Friday, March 29, 2019

XSLT 1.0 transformations for large xml input documents

I thought that, this topic could be of interest to XML community.

I've discovered an interesting aspect of JAXP API (Java API for XML Processing) that seems to have relations to streaming that we talk with XSLT 3.0. Please see following document, and an example given in its section 4.12 (that explains JAXP's StAX API and using it with JAXP's transformation APIs)


Using the cited JAXP code in above document, one can transform very large XML input documents (I've tried an XML input document with size of about 700 MB, that worked) using XSLT 1.0 (the JDK's built in JAXP implementation can do this. I've tried with JDK 1.8 which works fine for this). It can do certain kinds of XSLT 1.0 transformations with very large XML input documents, very well.

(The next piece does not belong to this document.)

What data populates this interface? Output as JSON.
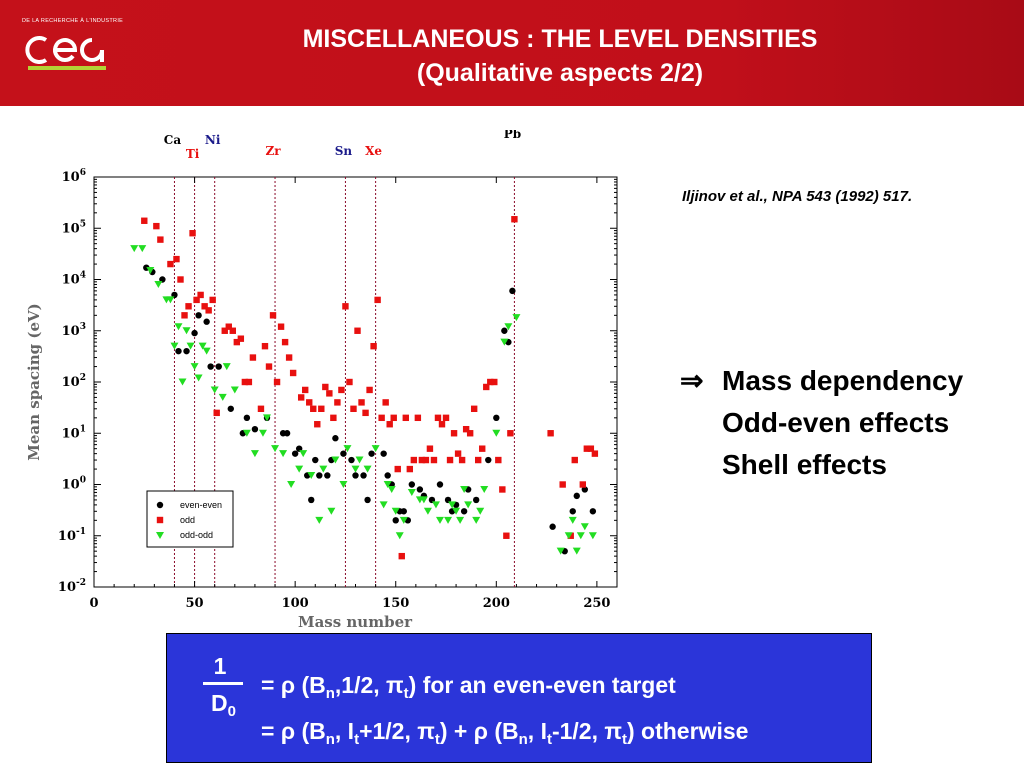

When doing the same transformations with XSLT 2.0, or with XSLT 3.0 in non streaming way, we would usually get following errors 'java.lang.OutOfMemoryError: Java heap space'.

I've written few complete examples for this topic here, https://github.com/mukulga/largexml_xslt10.

Notes: My intention for writing this blog post is not to endorse in any way that XSLT 1.0 is better than XSLT 2.0/3.0 for every aspect. XSLT 2.0/3.0 have various new language features as compared to XSLT 1.0, that raise the productivity of XSLT developers and allow development of XSLT stylesheets with ease that could be much more complex in terms of functionality, than with XSLT 1.0.